Understanding Django, Gunicorn, and Database Connections

#architecture #django #database #performance

Today, I was investigating an error that drew my attention to Gunicorn workers and Django database connections. I realized this is an important topic for anyone building scalable Django applications.

Gunicorn Workers and Django Connections

Let's clarify a common misconception: each Gunicorn worker is a forked process of the master. This means the Django CONN_MAX_AGE parameter applies independently within each worker process.

CONN_MAX_AGE = 0 → A new database connection is created and dropped for every request.
CONN_MAX_AGE = None → Connections are kept open indefinitely, allowing Django to reuse them across all requests handled by that worker.
CONN_MAX_AGE > 0 → Connections are reused by the worker for the specified time (in seconds) and dropped after the timeout.

Important: Workers do not share database connections. Each worker maintains its own connection(s) based on CONN_MAX_AGE.

Ideal Configuration by Traffic

Case 1: Low Traffic

CONN_MAX_AGE = 0

Behavior: Each worker creates and drops connections per request.

Advantages:

Minimal number of DB connections
Fresh connection for each request
Works well for low-traffic or development environments

Disadvantages:

Performance overhead due to frequent connection creation
Increased network traffic
Scalability issues under higher load

Case 2: Medium/High Traffic

CONN_MAX_AGE ≈ 600 seconds

Behavior: Each worker maintains its connections for 10 minutes, creating new ones only after the timeout.

Advantages:

Reduced latency
Lower database overhead
Better connection management
Increased application resilience

Disadvantages:

Slightly higher memory/resource consumption per worker
Configuration complexity
Less effective on very low-traffic sites

Case 3: Very High Traffic

CONN_MAX_AGE = None

Behavior: Connections are kept open indefinitely. Workers do not create/destroy connections per request.

Advantages:

Reduced overhead on DB server
Improved performance
Efficient resource usage

Disadvantages:

Risk of deadlocks or long-held locks if not managed properly
Scalability challenges if worker count increases significantly
Requires careful handling in ASGI or async contexts

Worker Example

Suppose you have 2 Gunicorn workers:

Case 1: Each worker can have 1 active connection per request, frequently changing based on incoming requests.
Case 2: Each worker maintains 1 persistent connection per worker, refreshed every CONN_MAX_AGE seconds.
Case 3: Each worker maintains 1 persistent connection indefinitely, minimizing connection churn.

Common Misconception: More Workers = Better Performance

It is a myth that increasing the number of Gunicorn workers automatically improves performance. In reality:

More workers share the same CPU and memory resources, so each worker is still limited by the host's capacity.
Instead of increasing worker count, it's recommended to increase the number of running containers. This reduces per-container overhead and allows horizontal scaling, which is far more effective in real-world production environments.

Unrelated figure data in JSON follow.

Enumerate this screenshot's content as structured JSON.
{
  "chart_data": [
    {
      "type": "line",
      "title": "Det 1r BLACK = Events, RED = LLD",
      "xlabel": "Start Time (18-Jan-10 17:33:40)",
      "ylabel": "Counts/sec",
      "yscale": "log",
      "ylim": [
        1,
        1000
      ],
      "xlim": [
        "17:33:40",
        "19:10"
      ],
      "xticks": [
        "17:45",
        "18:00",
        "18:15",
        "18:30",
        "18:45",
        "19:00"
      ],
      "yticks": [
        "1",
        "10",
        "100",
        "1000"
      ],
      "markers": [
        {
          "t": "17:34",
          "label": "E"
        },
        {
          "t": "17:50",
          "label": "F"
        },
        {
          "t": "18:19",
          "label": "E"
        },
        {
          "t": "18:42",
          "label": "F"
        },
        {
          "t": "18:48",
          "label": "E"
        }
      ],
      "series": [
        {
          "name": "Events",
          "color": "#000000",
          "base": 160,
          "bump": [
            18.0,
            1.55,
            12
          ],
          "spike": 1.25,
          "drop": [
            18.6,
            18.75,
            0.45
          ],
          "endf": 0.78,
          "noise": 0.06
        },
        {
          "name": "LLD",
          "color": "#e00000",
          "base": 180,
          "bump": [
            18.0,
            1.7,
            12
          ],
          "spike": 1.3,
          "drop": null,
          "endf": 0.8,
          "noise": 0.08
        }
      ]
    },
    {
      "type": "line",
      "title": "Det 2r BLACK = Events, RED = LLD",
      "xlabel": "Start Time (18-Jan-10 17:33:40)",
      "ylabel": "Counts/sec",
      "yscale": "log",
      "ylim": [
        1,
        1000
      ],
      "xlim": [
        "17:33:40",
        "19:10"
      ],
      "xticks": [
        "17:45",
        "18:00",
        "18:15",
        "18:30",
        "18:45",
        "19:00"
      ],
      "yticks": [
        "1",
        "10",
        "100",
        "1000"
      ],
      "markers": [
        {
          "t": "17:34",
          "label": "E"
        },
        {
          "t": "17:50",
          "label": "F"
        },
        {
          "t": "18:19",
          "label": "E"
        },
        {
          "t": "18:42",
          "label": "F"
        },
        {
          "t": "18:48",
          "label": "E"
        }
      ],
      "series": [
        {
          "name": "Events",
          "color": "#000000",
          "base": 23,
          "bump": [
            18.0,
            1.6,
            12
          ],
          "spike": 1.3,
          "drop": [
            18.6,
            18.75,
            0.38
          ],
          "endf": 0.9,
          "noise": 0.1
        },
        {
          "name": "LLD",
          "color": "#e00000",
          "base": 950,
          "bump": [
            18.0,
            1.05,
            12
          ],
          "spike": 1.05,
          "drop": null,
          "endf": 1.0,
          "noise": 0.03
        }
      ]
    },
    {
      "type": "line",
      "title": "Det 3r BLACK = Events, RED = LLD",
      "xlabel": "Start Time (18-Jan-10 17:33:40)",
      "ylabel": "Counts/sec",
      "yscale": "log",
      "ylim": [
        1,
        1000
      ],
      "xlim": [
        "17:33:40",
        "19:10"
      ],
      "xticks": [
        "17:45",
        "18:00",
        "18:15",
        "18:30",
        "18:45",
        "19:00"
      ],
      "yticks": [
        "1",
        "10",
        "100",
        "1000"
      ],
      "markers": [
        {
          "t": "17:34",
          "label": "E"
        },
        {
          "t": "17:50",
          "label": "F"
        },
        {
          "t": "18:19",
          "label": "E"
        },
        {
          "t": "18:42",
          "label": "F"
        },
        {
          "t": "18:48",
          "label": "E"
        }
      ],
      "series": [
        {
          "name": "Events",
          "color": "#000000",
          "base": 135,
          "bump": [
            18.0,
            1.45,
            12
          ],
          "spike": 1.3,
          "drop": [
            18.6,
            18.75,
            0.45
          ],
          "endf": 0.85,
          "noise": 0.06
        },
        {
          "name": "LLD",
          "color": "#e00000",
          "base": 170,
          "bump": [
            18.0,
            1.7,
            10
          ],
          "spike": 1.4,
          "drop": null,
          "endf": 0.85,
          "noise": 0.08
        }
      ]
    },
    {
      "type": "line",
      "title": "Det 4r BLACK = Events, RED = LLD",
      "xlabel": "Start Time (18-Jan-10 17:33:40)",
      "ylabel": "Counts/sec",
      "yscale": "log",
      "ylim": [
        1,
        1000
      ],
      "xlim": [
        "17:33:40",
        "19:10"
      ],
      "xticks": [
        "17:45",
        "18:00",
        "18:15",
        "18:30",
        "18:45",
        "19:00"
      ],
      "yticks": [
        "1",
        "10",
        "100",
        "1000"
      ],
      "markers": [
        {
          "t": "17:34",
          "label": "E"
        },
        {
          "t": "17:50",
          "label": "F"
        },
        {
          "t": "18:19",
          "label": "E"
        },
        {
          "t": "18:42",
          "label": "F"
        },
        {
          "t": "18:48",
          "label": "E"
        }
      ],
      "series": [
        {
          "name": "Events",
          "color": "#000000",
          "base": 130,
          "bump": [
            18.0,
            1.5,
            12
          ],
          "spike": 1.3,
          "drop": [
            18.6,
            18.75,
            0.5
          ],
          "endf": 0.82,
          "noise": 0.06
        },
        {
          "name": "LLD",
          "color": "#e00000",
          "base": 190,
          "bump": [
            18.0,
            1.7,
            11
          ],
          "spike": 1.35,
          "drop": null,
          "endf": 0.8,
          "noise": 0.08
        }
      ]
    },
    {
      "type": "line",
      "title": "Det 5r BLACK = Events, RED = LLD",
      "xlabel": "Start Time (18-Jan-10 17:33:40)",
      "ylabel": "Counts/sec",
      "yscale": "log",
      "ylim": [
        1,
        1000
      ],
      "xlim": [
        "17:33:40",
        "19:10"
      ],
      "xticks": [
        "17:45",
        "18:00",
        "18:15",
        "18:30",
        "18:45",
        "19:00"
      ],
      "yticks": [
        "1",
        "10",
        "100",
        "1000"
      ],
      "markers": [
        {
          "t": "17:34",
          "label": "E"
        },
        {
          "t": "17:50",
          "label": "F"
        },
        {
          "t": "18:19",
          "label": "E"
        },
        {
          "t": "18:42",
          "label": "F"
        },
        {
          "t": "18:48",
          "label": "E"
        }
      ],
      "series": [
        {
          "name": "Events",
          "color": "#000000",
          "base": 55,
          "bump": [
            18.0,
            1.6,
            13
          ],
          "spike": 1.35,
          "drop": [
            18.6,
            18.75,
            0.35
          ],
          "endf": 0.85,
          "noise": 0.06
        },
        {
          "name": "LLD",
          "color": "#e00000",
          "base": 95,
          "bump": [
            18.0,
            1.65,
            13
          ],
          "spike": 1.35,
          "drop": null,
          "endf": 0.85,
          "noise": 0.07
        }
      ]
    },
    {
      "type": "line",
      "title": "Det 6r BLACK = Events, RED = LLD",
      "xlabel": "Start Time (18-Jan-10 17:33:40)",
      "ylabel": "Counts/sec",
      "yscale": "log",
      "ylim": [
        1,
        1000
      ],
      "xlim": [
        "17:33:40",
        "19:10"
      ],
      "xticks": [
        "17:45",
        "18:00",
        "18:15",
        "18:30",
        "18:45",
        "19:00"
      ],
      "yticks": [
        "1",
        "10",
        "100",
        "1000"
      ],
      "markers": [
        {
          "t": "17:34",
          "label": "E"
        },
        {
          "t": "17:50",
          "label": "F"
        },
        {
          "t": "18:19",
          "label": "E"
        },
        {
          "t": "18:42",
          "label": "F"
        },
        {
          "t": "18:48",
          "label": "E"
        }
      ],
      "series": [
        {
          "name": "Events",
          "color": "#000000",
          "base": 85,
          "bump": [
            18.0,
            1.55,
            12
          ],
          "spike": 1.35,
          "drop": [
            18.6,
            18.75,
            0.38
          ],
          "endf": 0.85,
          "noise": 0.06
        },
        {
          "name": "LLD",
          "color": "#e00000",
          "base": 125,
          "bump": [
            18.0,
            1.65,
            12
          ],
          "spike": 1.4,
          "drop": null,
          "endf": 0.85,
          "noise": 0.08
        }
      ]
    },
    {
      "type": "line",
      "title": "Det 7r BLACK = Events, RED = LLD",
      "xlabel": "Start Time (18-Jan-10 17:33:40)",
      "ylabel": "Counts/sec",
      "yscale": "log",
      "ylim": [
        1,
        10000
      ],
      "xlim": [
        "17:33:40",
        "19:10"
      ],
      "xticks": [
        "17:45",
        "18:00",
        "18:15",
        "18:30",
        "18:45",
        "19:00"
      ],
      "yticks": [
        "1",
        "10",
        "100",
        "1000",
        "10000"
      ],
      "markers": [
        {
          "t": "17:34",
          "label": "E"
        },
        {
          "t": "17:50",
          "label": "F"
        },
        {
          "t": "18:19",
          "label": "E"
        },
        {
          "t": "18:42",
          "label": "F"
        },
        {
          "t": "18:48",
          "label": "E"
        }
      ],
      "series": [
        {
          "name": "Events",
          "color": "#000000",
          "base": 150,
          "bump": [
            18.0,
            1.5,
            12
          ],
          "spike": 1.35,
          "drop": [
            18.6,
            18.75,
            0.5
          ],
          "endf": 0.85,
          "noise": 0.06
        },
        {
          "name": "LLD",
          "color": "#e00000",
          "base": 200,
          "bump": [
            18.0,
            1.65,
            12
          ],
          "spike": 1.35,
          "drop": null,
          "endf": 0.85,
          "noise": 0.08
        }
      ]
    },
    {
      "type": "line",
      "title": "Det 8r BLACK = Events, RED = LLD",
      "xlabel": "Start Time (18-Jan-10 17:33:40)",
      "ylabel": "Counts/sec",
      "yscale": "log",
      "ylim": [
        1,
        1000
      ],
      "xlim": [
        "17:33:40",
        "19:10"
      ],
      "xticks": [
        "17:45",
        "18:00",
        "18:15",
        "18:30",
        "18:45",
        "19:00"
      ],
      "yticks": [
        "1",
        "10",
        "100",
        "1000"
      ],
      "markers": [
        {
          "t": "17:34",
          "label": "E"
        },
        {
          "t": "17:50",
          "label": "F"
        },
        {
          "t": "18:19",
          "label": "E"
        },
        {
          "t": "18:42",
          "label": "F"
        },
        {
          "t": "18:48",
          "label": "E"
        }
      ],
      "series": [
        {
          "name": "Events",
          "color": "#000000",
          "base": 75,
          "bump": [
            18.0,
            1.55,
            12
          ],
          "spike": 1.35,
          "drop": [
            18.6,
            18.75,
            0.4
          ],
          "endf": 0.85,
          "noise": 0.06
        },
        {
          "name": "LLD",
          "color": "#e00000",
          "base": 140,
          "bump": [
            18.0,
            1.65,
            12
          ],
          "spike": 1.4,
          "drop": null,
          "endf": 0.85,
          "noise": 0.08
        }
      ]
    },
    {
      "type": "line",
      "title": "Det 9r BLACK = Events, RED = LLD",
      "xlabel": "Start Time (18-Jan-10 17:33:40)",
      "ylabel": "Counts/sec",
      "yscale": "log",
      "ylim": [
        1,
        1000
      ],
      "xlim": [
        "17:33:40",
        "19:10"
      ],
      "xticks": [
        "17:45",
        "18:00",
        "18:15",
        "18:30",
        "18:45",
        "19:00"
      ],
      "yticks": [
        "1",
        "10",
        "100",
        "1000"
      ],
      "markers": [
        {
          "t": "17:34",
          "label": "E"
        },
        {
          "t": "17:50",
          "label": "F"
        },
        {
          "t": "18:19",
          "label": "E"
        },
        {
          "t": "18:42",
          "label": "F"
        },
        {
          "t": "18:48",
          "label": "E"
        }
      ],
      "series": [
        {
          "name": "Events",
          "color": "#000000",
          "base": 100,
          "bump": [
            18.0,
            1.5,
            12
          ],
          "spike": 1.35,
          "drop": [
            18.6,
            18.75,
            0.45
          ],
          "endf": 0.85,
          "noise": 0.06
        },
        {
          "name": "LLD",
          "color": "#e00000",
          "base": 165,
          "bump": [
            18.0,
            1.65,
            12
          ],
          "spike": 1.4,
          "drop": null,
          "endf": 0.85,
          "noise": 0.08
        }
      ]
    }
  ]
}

The Worker Formula and Its Practical Pitfall

You may have heard the formula for calculating the number of workers:

Number of workers = 2 × N + 1
where N is the number of CPU cores.

For example, if your system has 8 vCPUs, you might assume you can safely run 17 workers.
But in real life, you shouldn't.

Instead of maxing out a single large instance, it's better to use multiple smaller instances - for example, servers with 1–2 vCPUs running 3–5 workers each.
If the load grows, scale horizontally by adding more containers or instances, rather than vertically increasing CPU and RAM on one machine.

Why You Should Avoid Vertical Scaling ?

Vertical scaling (increasing CPU/memory on a single host) has several drawbacks:

It's expensive — larger instances cost disproportionately more.
Even with more CPU and memory, you can still be bottlenecked at the network layer.
Network saturation often limits how many database connections or DNS resolutions can occur simultaneously.

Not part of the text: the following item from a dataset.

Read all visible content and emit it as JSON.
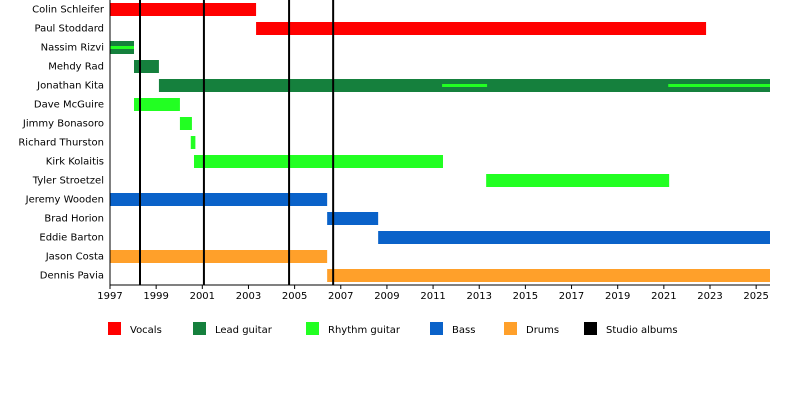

In my recent investigation, we were using a high number of workers with CONN_MAX_AGE = 0, and encountered DNS resolution errors for the database hostname (DB host name not resolved).
The issue wasn't with the database or Django — it was due to network-level bottlenecks caused by too many workers constantly opening and closing connections.

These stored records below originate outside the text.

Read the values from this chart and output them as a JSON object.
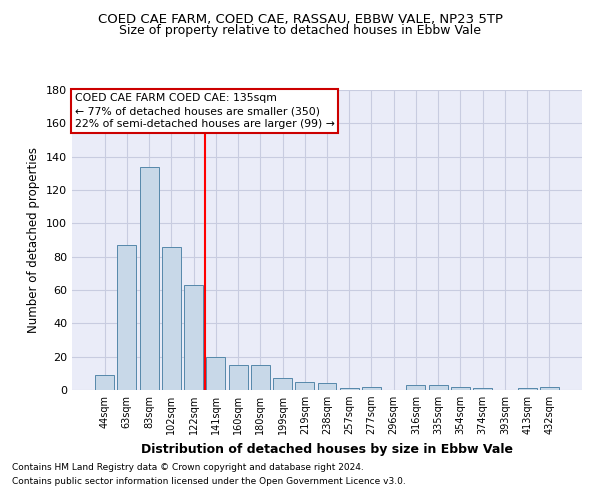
{
  "title": "COED CAE FARM, COED CAE, RASSAU, EBBW VALE, NP23 5TP",
  "subtitle": "Size of property relative to detached houses in Ebbw Vale",
  "xlabel": "Distribution of detached houses by size in Ebbw Vale",
  "ylabel": "Number of detached properties",
  "categories": [
    "44sqm",
    "63sqm",
    "83sqm",
    "102sqm",
    "122sqm",
    "141sqm",
    "160sqm",
    "180sqm",
    "199sqm",
    "219sqm",
    "238sqm",
    "257sqm",
    "277sqm",
    "296sqm",
    "316sqm",
    "335sqm",
    "354sqm",
    "374sqm",
    "393sqm",
    "413sqm",
    "432sqm"
  ],
  "values": [
    9,
    87,
    134,
    86,
    63,
    20,
    15,
    15,
    7,
    5,
    4,
    1,
    2,
    0,
    3,
    3,
    2,
    1,
    0,
    1,
    2
  ],
  "bar_color": "#c8d8e8",
  "bar_edge_color": "#5588aa",
  "redline_x": 4.5,
  "ylim": [
    0,
    180
  ],
  "yticks": [
    0,
    20,
    40,
    60,
    80,
    100,
    120,
    140,
    160,
    180
  ],
  "annotation_title": "COED CAE FARM COED CAE: 135sqm",
  "annotation_line1": "← 77% of detached houses are smaller (350)",
  "annotation_line2": "22% of semi-detached houses are larger (99) →",
  "annotation_box_color": "#ffffff",
  "annotation_box_edge": "#cc0000",
  "footer1": "Contains HM Land Registry data © Crown copyright and database right 2024.",
  "footer2": "Contains public sector information licensed under the Open Government Licence v3.0.",
  "grid_color": "#c8cce0",
  "background_color": "#eaecf8",
  "title_fontsize": 9.5,
  "subtitle_fontsize": 9
}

After reducing the number of workers, the system stabilized and handled high load efficiently, even with the same configuration aside from CONN_MAX_AGE.

Best Practices

Use connection pooling tools like PgBouncer or AWS RDS Proxy. These handle connection management externally, improving scalability and reducing the overhead on your microservices.
Fine-tune CONN_MAX_AGE based on traffic patterns and worker count.
Monitor Gunicorn worker memory and connection usage to avoid unexpected bottlenecks.